Segundo Pariboni (2017), a redução da taxa de juros gera aumento direto no nível da
demanda agregada, complementando, dessa forma, o efeito positivo causado pelo aumento das
operações de crédito e potencializando a estratégia utilizada para desenvolvimento da economia
brasileira.

Contudo, após a elevação da taxa de juros e a implementação de outras medidas, como


redução de prazo de empréstimos, o endividamento das famílias apresenta estagnação e posterior
queda, mesmo com a redução da taxa de juros e pressão para redução do spread bancário através
do aumento da participação dos bancos públicos. A partir desse cenário é evidente, também, o
rápido aumento do comprometimento de renda das famílias, conforme aponta Lima (2018),
elevando principalmente o componente referente a amortização das dívidas.
45

Figura 14 – Comprometimento de renda das famílias e Endividamento das Famílias - %

Fonte: BCB, elaboração própria.

Sobre o vínculo entre o consumo via crédito e a taxa de juros, em Schetinni et al (2011), os
autores apresentam o modelo macroeconométrico de maior escala desenvolvido entre 1999 e a
década de 2000, que busca a construção de uma função de consumo. O modelo em questão aponta
baixo efeito renda, bem como da taxa de juros, enquanto o crédito possui uma maior
preponderância na determinação do consumo. Na mesma medida, o modelo desenvolvido pelos
autores utilizando os dados disponíveis para os anos de 1995 e 2009, avalia que

acréscimos de 1% na proxy da renda disponível do setor privado utilizada neste


trabalho parecem estar associados a acréscimos de cerca de 0,4% no consumo das
famílias brasileiras; acréscimos de 1% do PIB no volume de crédito
disponibilizado a essas famílias parecem estar associados a acréscimos de 1,5% a
2% no consumo destas; e acréscimos de 1% na taxa de juros real mensal parecem
estar associados a reduções de 1,5% a 2% no consumo das famílias brasileiras.
(SCHETINNI et al, 2011)

Dessa forma, destaca-se a relevância do crédito e da taxa de juros, frente à renda disponível,
na determinação do consumo. Tais resultados em muito se assemelham às funções de Fagundes
(2017) e Kim, Setterfield e Mei (2014) apresentadas no primeiro capítulo do presente trabalho,
46

onde o crédito e taxa de juros são variáveis cruciais na determinação do consumo e,


consequentemente, do crescimento da economia.

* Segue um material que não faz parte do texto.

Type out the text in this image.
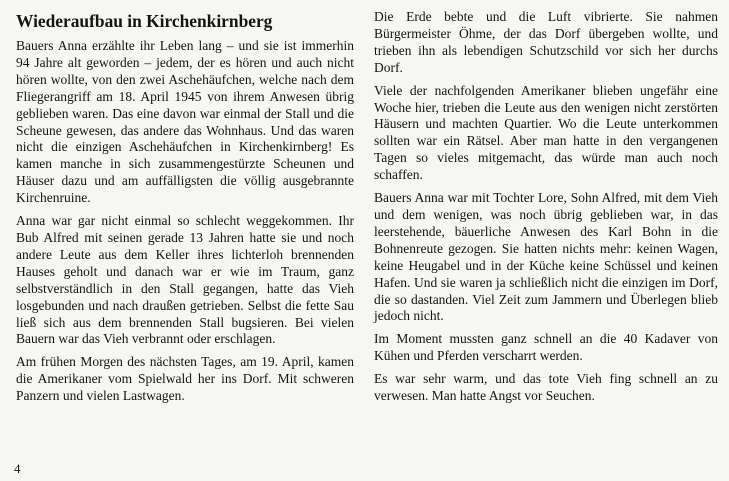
Wiederaufbau in Kirchenkirnberg

Bauers Anna erzählte ihr Leben lang – und sie ist immerhin 94 Jahre alt geworden – jedem, der es hören und auch nicht hören wollte, von den zwei Aschehäufchen, welche nach dem Fliegerangriff am 18. April 1945 von ihrem Anwesen übrig geblieben waren. Das eine davon war einmal der Stall und die Scheune gewesen, das andere das Wohnhaus. Und das waren nicht die einzigen Aschehäufchen in Kirchenkirnberg! Es kamen manche in sich zusammengestürzte Scheunen und Häuser dazu und am auffälligsten die völlig ausgebrannte Kirchenruine.

Anna war gar nicht einmal so schlecht weggekommen. Ihr Bub Alfred mit seinen gerade 13 Jahren hatte sie und noch andere Leute aus dem Keller ihres lichterloh brennenden Hauses geholt und danach war er wie im Traum, ganz selbstverständlich in den Stall gegangen, hatte das Vieh losgebunden und nach draußen getrieben. Selbst die fette Sau ließ sich aus dem brennenden Stall bugsieren. Bei vielen Bauern war das Vieh verbrannt oder erschlagen.

Am frühen Morgen des nächsten Tages, am 19. April, kamen die Amerikaner vom Spielwald her ins Dorf. Mit schweren Panzern und vielen Lastwagen.

Die Erde bebte und die Luft vibrierte. Sie nahmen Bürgermeister Öhme, der das Dorf übergeben wollte, und trieben ihn als lebendigen Schutzschild vor sich her durchs Dorf.

Viele der nachfolgenden Amerikaner blieben ungefähr eine Woche hier, trieben die Leute aus den wenigen nicht zerstörten Häusern und machten Quartier. Wo die Leute unterkommen sollten war ein Rätsel. Aber man hatte in den vergangenen Tagen so vieles mitgemacht, das würde man auch noch schaffen.

Bauers Anna war mit Tochter Lore, Sohn Alfred, mit dem Vieh und dem wenigen, was noch übrig geblieben war, in das leerstehende, bäuerliche Anwesen des Karl Bohn in die Bohnenreute gezogen. Sie hatten nichts mehr: keinen Wagen, keine Heugabel und in der Küche keine Schüssel und keinen Hafen. Und sie waren ja schließlich nicht die einzigen im Dorf, die so dastanden. Viel Zeit zum Jammern und Überlegen blieb jedoch nicht.

Im Moment mussten ganz schnell an die 40 Kadaver von Kühen und Pferden verscharrt werden.

Es war sehr warm, und das tote Vieh fing schnell an zu verwesen. Man hatte Angst vor Seuchen.

4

Sobre as operações de crédito por faixa de renda, o Relatório de Inclusão Financeira (RIF),
de 2015, apresentada as distribuições dos volumes de crédito segregados por modalidade e por
faixa de renda, para os anos de 2012 a 2014. Do RIF, cabe destacar que, nos três anos analisados,
cerca de 40 a 45% do volume de crédito através de cartão de crédito, seja parcelado ou rotativo, foi
tomado por pessoas com rendimento inferior à 3 salários mínimos, enquanto tomadores com renda
acima de 10 salários mínimos foram responsáveis por apenas 20% do volume, aproximadamente.
Para o cheque especial, os tomadores com renda de até 3 salários mínimos possuíam cerca de 20%,
enquanto os com renda acima de 10 salários mínimos eram responsáveis por quase 45% do volume
total.

O comportamento para crédito pessoal sem consignação observado foi equivalente ao


verificado no cheque especial, embora, para o crédito pessoal com consignação, observou-se que
clientes com renda de até 3 salários mínimos tomaram cerca de 35% do volume de crédito,
enquanto 22% do volume foi tomado por indivíduos com renda superior à 10 salários mínimos.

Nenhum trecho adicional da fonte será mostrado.